La Loi sur le droit d'auteur

La Loi sur le droit d'auteur (2) (la Loi) prévoit un cadre juridique de protection dont les principes essentiels sont les suivants.

  • Le régime de protection offert par la Loi s'applique aux œuvres originales telles que les œuvres littéraires, dramatiques, musicales, artistiques et les compilations de celles-ci.
  • L'originalité requise pour la protection d'une œuvre par la Loi, s'entend du fait que celle-ci n'est pas le fruit de la reproduction de l'œuvre de quelqu'un d'autre.
  • La protection d'un œuvre est automatique en ce sens que dès que l'œuvre est créée et fixée sur un support matériel, quel qu'il soit, tel qu'un manuscrit, un disque ou un serveur informatique, l'œuvre est protégée sans obligation de l'enregistrer dans un registre officiel. L'enregistrement à l'Office de la propriété intellectuelle du Canada (OPIC) est facultatif.
  • Le régime de protection ne porte pas sur les idées. Il protège l'expression de ces idées. Cette remarque vaut pour toutes les catégories d'œuvres protégées par la Loi. Ainsi, un jeu n'est protégé par la Loi que parce qu'il représente une ou plusieurs catégories d'œuvres et non en raison de ses règles et de son fonctionnement.
  • L'auteur d'une œuvre protégée est le premier titulaire des droits d'auteur (dits économiques ou pécuniaires) sur celle-ci et bénéficie également de droits moraux.
  • Les droits économiques sont des droits exclusifs qui permettent aux titulaires d'autoriser ou d'interdire l'utilisation de leurs œuvres et de négocier une rémunération en cas d'utilisation. Ils portent notamment sur la publication d'une œuvre, la reproduction, l'adaptation, la communication au public par télécommunication et l'exécution en public d'une œuvre ou d'une partie importante de celle-ci. Ils peuvent être détenus par l'auteur ou par un autre ayant droit.
  • La Loi contient des règles bien précises quant à la titularité et au transfert des droits économiques. Une autorisation verbale ne suffit pas pour obtenir le droit d'incorporer une œuvre ou une partie importante de celle-ci dans son produit.
  • La Loi prévoit dans certains cas que des sociétés de gestion administrent collectivement les droits des auteurs (mécanisme de gestion collective). Elle prévoit alors que le coût d'utilisation (tarif de redevances) des œuvres ainsi gérées sera approuvé par la Commission du droit d'auteur.
  • Mais attention ! Si la Loi établit le cadre juridique des négociations, elle ne fixe pas le prix à payer ! Les lois du marché de l'offre et de la demande et le poids des parties à la négociation en détermineront le prix...

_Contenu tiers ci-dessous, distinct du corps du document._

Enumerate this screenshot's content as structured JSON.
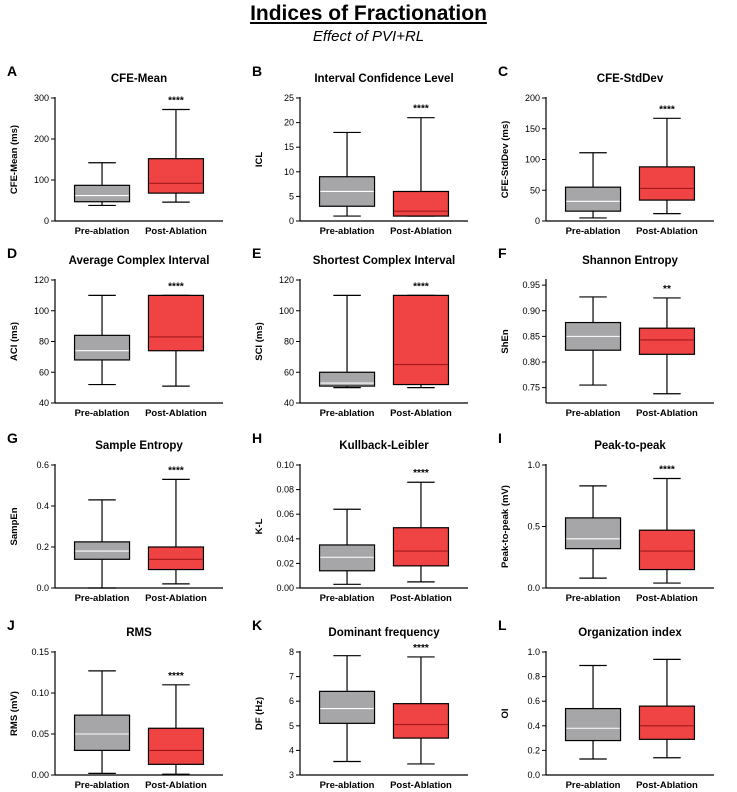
{
  "title": "Indices of Fractionation",
  "subtitle": "Effect of PVI+RL",
  "colors": {
    "pre": "#a6a6a8",
    "post": "#f04444",
    "median_pre": "#ffffff",
    "median_post": "#a01818",
    "line": "#000000"
  },
  "chart_data": [
    {
      "letter": "A",
      "type": "box",
      "title": "CFE-Mean",
      "ylabel": "CFE-Mean (ms)",
      "ylim": [
        0,
        300
      ],
      "ticks": [
        0,
        100,
        200,
        300
      ],
      "tick_labels": [
        "0",
        "100",
        "200",
        "300"
      ],
      "categories": [
        "Pre-ablation",
        "Post-Ablation"
      ],
      "significance": "****",
      "series": [
        {
          "name": "Pre-ablation",
          "min": 38,
          "q1": 47,
          "median": 62,
          "q3": 87,
          "max": 142
        },
        {
          "name": "Post-Ablation",
          "min": 46,
          "q1": 68,
          "median": 92,
          "q3": 152,
          "max": 272
        }
      ]
    },
    {
      "letter": "B",
      "type": "box",
      "title": "Interval Confidence Level",
      "ylabel": "ICL",
      "ylim": [
        0,
        25
      ],
      "ticks": [
        0,
        5,
        10,
        15,
        20,
        25
      ],
      "tick_labels": [
        "0",
        "5",
        "10",
        "15",
        "20",
        "25"
      ],
      "categories": [
        "Pre-ablation",
        "Post-Ablation"
      ],
      "significance": "****",
      "series": [
        {
          "name": "Pre-ablation",
          "min": 1,
          "q1": 3,
          "median": 6,
          "q3": 9,
          "max": 18
        },
        {
          "name": "Post-Ablation",
          "min": 1,
          "q1": 1,
          "median": 2,
          "q3": 6,
          "max": 21
        }
      ]
    },
    {
      "letter": "C",
      "type": "box",
      "title": "CFE-StdDev",
      "ylabel": "CFE-StdDev (ms)",
      "ylim": [
        0,
        200
      ],
      "ticks": [
        0,
        50,
        100,
        150,
        200
      ],
      "tick_labels": [
        "0",
        "50",
        "100",
        "150",
        "200"
      ],
      "categories": [
        "Pre-ablation",
        "Post-Ablation"
      ],
      "significance": "****",
      "series": [
        {
          "name": "Pre-ablation",
          "min": 5,
          "q1": 16,
          "median": 32,
          "q3": 55,
          "max": 111
        },
        {
          "name": "Post-Ablation",
          "min": 12,
          "q1": 34,
          "median": 53,
          "q3": 88,
          "max": 167
        }
      ]
    },
    {
      "letter": "D",
      "type": "box",
      "title": "Average Complex Interval",
      "ylabel": "ACI (ms)",
      "ylim": [
        40,
        120
      ],
      "ticks": [
        40,
        60,
        80,
        100,
        120
      ],
      "tick_labels": [
        "40",
        "60",
        "80",
        "100",
        "120"
      ],
      "categories": [
        "Pre-ablation",
        "Post-Ablation"
      ],
      "significance": "****",
      "series": [
        {
          "name": "Pre-ablation",
          "min": 52,
          "q1": 68,
          "median": 74,
          "q3": 84,
          "max": 110
        },
        {
          "name": "Post-Ablation",
          "min": 51,
          "q1": 74,
          "median": 83,
          "q3": 110,
          "max": 110
        }
      ]
    },
    {
      "letter": "E",
      "type": "box",
      "title": "Shortest Complex Interval",
      "ylabel": "SCI (ms)",
      "ylim": [
        40,
        120
      ],
      "ticks": [
        40,
        60,
        80,
        100,
        120
      ],
      "tick_labels": [
        "40",
        "60",
        "80",
        "100",
        "120"
      ],
      "categories": [
        "Pre-ablation",
        "Post-Ablation"
      ],
      "significance": "****",
      "series": [
        {
          "name": "Pre-ablation",
          "min": 50,
          "q1": 51,
          "median": 53,
          "q3": 60,
          "max": 110
        },
        {
          "name": "Post-Ablation",
          "min": 50,
          "q1": 52,
          "median": 65,
          "q3": 110,
          "max": 110
        }
      ]
    },
    {
      "letter": "F",
      "type": "box",
      "title": "Shannon Entropy",
      "ylabel": "ShEn",
      "ylim": [
        0.72,
        0.96
      ],
      "ticks": [
        0.75,
        0.8,
        0.85,
        0.9,
        0.95
      ],
      "tick_labels": [
        "0.75",
        "0.80",
        "0.85",
        "0.90",
        "0.95"
      ],
      "categories": [
        "Pre-ablation",
        "Post-Ablation"
      ],
      "significance": "**",
      "series": [
        {
          "name": "Pre-ablation",
          "min": 0.755,
          "q1": 0.823,
          "median": 0.85,
          "q3": 0.877,
          "max": 0.927
        },
        {
          "name": "Post-Ablation",
          "min": 0.738,
          "q1": 0.815,
          "median": 0.843,
          "q3": 0.866,
          "max": 0.925
        }
      ]
    },
    {
      "letter": "G",
      "type": "box",
      "title": "Sample Entropy",
      "ylabel": "SampEn",
      "ylim": [
        0,
        0.6
      ],
      "ticks": [
        0,
        0.2,
        0.4,
        0.6
      ],
      "tick_labels": [
        "0.0",
        "0.2",
        "0.4",
        "0.6"
      ],
      "categories": [
        "Pre-ablation",
        "Post-Ablation"
      ],
      "significance": "****",
      "series": [
        {
          "name": "Pre-ablation",
          "min": 0.0,
          "q1": 0.14,
          "median": 0.18,
          "q3": 0.225,
          "max": 0.43
        },
        {
          "name": "Post-Ablation",
          "min": 0.02,
          "q1": 0.09,
          "median": 0.14,
          "q3": 0.2,
          "max": 0.53
        }
      ]
    },
    {
      "letter": "H",
      "type": "box",
      "title": "Kullback-Leibler",
      "ylabel": "K-L",
      "ylim": [
        0,
        0.1
      ],
      "ticks": [
        0,
        0.02,
        0.04,
        0.06,
        0.08,
        0.1
      ],
      "tick_labels": [
        "0.00",
        "0.02",
        "0.04",
        "0.06",
        "0.08",
        "0.10"
      ],
      "categories": [
        "Pre-ablation",
        "Post-Ablation"
      ],
      "significance": "****",
      "series": [
        {
          "name": "Pre-ablation",
          "min": 0.003,
          "q1": 0.014,
          "median": 0.025,
          "q3": 0.035,
          "max": 0.064
        },
        {
          "name": "Post-Ablation",
          "min": 0.005,
          "q1": 0.018,
          "median": 0.03,
          "q3": 0.049,
          "max": 0.086
        }
      ]
    },
    {
      "letter": "I",
      "type": "box",
      "title": "Peak-to-peak",
      "ylabel": "Peak-to-peak (mV)",
      "ylim": [
        0,
        1.0
      ],
      "ticks": [
        0,
        0.5,
        1.0
      ],
      "tick_labels": [
        "0.0",
        "0.5",
        "1.0"
      ],
      "categories": [
        "Pre-ablation",
        "Post-Ablation"
      ],
      "significance": "****",
      "series": [
        {
          "name": "Pre-ablation",
          "min": 0.08,
          "q1": 0.32,
          "median": 0.4,
          "q3": 0.57,
          "max": 0.83
        },
        {
          "name": "Post-Ablation",
          "min": 0.04,
          "q1": 0.15,
          "median": 0.3,
          "q3": 0.47,
          "max": 0.89
        }
      ]
    },
    {
      "letter": "J",
      "type": "box",
      "title": "RMS",
      "ylabel": "RMS (mV)",
      "ylim": [
        0,
        0.15
      ],
      "ticks": [
        0,
        0.05,
        0.1,
        0.15
      ],
      "tick_labels": [
        "0.00",
        "0.05",
        "0.10",
        "0.15"
      ],
      "categories": [
        "Pre-ablation",
        "Post-Ablation"
      ],
      "significance": "****",
      "series": [
        {
          "name": "Pre-ablation",
          "min": 0.002,
          "q1": 0.03,
          "median": 0.05,
          "q3": 0.073,
          "max": 0.127
        },
        {
          "name": "Post-Ablation",
          "min": 0.001,
          "q1": 0.013,
          "median": 0.03,
          "q3": 0.057,
          "max": 0.11
        }
      ]
    },
    {
      "letter": "K",
      "type": "box",
      "title": "Dominant frequency",
      "ylabel": "DF (Hz)",
      "ylim": [
        3,
        8
      ],
      "ticks": [
        3,
        4,
        5,
        6,
        7,
        8
      ],
      "tick_labels": [
        "3",
        "4",
        "5",
        "6",
        "7",
        "8"
      ],
      "categories": [
        "Pre-ablation",
        "Post-Ablation"
      ],
      "significance": "****",
      "series": [
        {
          "name": "Pre-ablation",
          "min": 3.55,
          "q1": 5.1,
          "median": 5.7,
          "q3": 6.4,
          "max": 7.85
        },
        {
          "name": "Post-Ablation",
          "min": 3.45,
          "q1": 4.5,
          "median": 5.05,
          "q3": 5.9,
          "max": 7.8
        }
      ]
    },
    {
      "letter": "L",
      "type": "box",
      "title": "Organization index",
      "ylabel": "OI",
      "ylim": [
        0,
        1.0
      ],
      "ticks": [
        0,
        0.2,
        0.4,
        0.6,
        0.8,
        1.0
      ],
      "tick_labels": [
        "0.0",
        "0.2",
        "0.4",
        "0.6",
        "0.8",
        "1.0"
      ],
      "categories": [
        "Pre-ablation",
        "Post-Ablation"
      ],
      "significance": "",
      "series": [
        {
          "name": "Pre-ablation",
          "min": 0.13,
          "q1": 0.28,
          "median": 0.38,
          "q3": 0.54,
          "max": 0.89
        },
        {
          "name": "Post-Ablation",
          "min": 0.14,
          "q1": 0.29,
          "median": 0.4,
          "q3": 0.56,
          "max": 0.94
        }
      ]
    }
  ]
}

  • Les droits moraux visent la paternité et l'intégrité de l'œuvre, ainsi que le droit d'utiliser celle-ci en association avec un produit ou une cause. Étant perçus comme un prolongement de la personnalité de l'auteur, ils ne peuvent être transférés. Au Canada, l'auteur peut par contre y renoncer.
  • Depuis 1997, la Loi reconnaît des droits aux producteurs de disques sur leurs enregistrements sonores, aux artistes-interprètes sur leurs prestations, et aux entreprises de radiodiffusion sur l'émission de leurs signaux par ondes hertziennes (communément appelés "droits voisins"). Seules les deux premières catégories peuvent avoir un intérêt pour le producteur en multimédia.
  • La Loi prévoit un certain nombre de recours au civil et au criminel en cas de violation du droit d'auteur, dont l'injonction, des dommages intérêts, des dommages punitifs, et des amendes.
  • En raison de l'adhésion du Canada à des conventions internationales, et plus particulièrement à la Convention de Berne sur le droit d'auteur et à la Convention de Rome sur les droits voisins, la plupart des principes fondamentaux en ces matières sont communs à tous les pays membres des conventions. En vertu de la règle du traitement national, pour déterminer le droit applicable, on se réfère à la Loi du pays où la protection est recherchée. Si on prévoit une exploitation de l'œuvre multimédia à l'échelle mondiale, lors de l'affranchissement des droits, il faut s'assurer une conformité aux règles maximales dans tous les pays.
  • Dans certains cas, l'utilisateur n'aura pas à se préoccuper de libérer les droits sur une œuvre lorsque l'utilisation prévue tombe dans une des exceptions prévues par la Loi ou s'il s'agit d'une"utilisation équitable" ou encore si l'œuvre est tombée dans le domaine public, c'est-à-dire lorsque la durée de protection prévue par la Loi est expirée.